UofL Health Data Breach Occurs After PHI Sent to Wrong Email

June 28, 2021 - UofL Health in Louisville, Kentucky sent notification letters to over 40,000 patients explaining that their protected health information (PHI) was accidentally sent to the wrong email address in a recent health data breach.

The patients’ PHI was sent to an email address outside of the health system’s network, but the recipient did not view or access any information. UofL did not specify what PHI was contained in the email, but the recipient confirmed that the email was quickly deleted.

“On June 7, we sent some of our patients a letter explaining that we had recently discovered that some UofL Health emails containing some of their health information were sent to an external domain. We provided that notice based on our best knowledge as of that day,” UofL explained in a notice on its website.

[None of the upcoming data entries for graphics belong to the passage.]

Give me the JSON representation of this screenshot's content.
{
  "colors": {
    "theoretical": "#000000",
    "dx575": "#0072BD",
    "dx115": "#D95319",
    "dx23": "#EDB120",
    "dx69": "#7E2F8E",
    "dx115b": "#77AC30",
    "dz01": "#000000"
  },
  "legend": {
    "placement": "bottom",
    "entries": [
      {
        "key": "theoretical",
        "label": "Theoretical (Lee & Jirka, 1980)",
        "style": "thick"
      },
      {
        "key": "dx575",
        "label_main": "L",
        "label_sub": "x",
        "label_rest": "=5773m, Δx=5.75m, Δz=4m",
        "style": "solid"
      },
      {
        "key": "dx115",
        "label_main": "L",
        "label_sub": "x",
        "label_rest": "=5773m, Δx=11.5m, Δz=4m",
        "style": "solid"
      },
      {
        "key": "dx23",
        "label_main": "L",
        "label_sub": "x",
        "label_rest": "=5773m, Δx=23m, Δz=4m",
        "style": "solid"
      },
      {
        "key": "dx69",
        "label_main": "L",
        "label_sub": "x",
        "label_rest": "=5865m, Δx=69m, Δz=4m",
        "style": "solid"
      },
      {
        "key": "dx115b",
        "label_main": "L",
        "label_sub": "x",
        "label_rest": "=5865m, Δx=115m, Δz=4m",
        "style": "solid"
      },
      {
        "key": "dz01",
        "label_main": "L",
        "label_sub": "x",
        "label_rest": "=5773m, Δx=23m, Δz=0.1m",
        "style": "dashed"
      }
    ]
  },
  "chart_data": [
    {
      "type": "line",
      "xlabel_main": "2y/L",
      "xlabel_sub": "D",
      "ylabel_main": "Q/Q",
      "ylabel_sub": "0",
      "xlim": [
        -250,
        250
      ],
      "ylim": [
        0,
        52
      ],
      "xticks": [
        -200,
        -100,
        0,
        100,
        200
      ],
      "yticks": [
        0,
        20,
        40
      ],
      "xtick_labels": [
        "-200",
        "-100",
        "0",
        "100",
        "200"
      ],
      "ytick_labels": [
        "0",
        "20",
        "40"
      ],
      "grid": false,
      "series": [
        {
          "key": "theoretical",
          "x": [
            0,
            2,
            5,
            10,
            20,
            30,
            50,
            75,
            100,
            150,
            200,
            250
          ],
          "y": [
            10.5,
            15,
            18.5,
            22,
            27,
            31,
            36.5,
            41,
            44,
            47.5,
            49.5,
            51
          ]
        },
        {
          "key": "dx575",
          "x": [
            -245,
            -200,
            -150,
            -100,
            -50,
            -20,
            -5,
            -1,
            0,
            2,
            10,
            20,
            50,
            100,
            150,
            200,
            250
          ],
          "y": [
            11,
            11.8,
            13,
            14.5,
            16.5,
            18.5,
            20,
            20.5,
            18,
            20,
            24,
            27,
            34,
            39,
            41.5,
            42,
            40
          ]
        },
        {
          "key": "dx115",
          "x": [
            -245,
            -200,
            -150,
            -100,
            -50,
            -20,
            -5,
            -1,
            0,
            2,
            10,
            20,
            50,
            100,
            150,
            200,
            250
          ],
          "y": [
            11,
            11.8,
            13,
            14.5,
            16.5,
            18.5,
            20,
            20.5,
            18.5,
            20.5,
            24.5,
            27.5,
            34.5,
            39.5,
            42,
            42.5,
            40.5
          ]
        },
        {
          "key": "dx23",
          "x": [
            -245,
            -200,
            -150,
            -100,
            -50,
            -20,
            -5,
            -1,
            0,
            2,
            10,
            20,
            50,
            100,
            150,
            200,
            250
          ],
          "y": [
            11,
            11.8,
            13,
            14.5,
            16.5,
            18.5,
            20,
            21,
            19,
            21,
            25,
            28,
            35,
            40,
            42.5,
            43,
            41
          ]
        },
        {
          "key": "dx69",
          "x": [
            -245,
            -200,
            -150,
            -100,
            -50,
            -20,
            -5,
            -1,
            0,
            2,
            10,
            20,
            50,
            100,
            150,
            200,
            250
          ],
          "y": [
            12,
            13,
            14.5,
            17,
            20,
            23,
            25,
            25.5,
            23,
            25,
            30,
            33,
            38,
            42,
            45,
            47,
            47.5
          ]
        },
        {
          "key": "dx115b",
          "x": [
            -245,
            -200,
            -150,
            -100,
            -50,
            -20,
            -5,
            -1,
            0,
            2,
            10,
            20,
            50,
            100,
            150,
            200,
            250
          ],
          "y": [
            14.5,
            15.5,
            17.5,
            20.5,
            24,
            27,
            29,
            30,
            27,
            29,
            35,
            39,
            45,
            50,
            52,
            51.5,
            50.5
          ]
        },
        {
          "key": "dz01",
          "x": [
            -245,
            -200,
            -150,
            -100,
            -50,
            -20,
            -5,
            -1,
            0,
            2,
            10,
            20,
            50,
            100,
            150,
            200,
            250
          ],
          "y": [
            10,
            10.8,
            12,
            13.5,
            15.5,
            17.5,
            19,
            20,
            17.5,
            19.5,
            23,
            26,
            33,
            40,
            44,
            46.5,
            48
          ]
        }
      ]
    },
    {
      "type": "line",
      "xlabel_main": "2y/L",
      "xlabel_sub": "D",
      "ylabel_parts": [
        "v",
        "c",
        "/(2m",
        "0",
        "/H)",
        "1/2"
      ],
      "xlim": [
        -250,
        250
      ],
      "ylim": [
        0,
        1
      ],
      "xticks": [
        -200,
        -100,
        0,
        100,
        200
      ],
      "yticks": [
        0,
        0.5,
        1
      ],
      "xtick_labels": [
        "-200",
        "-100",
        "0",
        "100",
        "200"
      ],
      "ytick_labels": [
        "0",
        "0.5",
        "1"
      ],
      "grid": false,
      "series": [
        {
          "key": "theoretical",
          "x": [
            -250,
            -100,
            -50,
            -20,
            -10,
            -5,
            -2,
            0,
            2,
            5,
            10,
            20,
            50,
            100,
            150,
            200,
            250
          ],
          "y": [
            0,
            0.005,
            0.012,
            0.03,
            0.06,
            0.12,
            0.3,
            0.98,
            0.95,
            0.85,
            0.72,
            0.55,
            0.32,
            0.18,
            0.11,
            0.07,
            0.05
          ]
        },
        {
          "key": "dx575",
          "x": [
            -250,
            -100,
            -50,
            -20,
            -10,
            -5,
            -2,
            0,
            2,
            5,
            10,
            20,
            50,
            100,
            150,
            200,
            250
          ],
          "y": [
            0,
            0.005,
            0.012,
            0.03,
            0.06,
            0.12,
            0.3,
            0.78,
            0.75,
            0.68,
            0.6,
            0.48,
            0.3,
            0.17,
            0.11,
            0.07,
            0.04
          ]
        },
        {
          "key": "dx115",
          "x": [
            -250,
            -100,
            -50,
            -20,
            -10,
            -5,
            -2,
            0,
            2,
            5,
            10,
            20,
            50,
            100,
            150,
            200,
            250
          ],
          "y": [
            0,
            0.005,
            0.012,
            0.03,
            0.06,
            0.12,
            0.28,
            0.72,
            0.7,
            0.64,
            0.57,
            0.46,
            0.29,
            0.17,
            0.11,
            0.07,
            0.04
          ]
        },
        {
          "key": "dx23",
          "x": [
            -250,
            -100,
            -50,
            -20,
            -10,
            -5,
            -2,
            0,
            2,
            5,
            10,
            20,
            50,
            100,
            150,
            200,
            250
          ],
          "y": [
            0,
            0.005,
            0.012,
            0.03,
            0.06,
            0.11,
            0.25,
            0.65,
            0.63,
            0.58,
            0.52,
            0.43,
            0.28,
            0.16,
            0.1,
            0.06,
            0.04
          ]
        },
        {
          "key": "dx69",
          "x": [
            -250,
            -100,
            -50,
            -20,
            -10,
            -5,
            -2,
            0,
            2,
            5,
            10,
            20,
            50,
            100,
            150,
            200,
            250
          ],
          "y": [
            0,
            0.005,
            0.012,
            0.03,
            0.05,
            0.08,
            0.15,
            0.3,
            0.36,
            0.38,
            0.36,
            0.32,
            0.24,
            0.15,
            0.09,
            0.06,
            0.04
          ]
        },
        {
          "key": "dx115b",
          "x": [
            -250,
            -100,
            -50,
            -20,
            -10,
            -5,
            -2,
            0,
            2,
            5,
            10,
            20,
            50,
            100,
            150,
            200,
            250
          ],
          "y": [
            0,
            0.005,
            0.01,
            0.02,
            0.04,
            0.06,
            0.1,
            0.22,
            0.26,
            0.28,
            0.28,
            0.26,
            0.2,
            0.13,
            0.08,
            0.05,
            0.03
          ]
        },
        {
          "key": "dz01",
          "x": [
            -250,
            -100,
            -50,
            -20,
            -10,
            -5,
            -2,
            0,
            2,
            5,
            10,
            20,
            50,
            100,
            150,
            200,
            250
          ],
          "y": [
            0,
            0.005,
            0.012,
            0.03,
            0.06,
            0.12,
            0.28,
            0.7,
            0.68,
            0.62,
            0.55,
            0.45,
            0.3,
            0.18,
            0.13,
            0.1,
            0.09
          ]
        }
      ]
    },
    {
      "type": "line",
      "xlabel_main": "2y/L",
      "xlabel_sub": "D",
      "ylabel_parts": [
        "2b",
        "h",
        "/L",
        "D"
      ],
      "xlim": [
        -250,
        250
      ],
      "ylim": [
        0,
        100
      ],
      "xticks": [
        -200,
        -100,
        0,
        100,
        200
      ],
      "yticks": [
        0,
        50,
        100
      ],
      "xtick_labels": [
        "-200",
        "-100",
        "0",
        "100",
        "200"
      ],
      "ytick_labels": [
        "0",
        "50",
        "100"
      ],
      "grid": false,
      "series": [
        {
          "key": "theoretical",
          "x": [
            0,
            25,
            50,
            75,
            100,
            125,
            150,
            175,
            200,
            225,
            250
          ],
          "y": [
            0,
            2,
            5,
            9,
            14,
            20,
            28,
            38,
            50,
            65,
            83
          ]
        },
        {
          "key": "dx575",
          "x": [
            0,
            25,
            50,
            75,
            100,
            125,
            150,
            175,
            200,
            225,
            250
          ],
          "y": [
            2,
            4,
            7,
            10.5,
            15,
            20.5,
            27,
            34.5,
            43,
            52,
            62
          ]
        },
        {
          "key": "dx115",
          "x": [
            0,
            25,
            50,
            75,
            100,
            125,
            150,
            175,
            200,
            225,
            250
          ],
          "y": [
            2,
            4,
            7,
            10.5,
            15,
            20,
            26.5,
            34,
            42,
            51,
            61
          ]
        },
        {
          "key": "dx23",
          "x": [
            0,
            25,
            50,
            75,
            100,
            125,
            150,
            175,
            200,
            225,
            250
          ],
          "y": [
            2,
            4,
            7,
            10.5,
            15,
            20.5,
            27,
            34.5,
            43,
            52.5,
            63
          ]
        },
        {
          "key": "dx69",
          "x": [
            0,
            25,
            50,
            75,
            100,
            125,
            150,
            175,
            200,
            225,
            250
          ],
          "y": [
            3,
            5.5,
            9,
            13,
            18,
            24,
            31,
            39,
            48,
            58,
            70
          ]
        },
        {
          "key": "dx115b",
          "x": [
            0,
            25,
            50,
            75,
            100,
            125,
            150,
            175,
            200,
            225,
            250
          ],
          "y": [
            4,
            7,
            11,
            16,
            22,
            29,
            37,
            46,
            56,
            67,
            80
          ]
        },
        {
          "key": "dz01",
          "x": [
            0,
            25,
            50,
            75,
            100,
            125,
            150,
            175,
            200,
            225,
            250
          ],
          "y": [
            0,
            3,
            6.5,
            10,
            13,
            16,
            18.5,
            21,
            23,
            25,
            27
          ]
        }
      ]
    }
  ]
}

“The next day, on June 8, we received a response from the owner of the external domain, providing us with technical evidence that the emails we were concerned about were never viewed or accessed, and have been deleted. We are relieved that our patients’ information is not at risk as a result of this incident, though we wish that information would have come to us sooner.”

UofL offered identity protection services in its initial letter to impacted patients and will continue to offer those services despite confirming that the data has been secured and was not viewed.

While this breach was likely due to human error, other recent healthcare data breaches are the result of malicious cyberattacks. A recent ransomware attack on Hoya Optical Labs exposed the personally identifiable information (PII) of over 3,000 patients, including Social Security numbers and bank account information.

In addition, a recent survey conducted by IT security company Sophos revealed that 63 percent of healthcare organizations that were not impacted by ransomware in the last year expect to be the target of a cyberattack in the near future.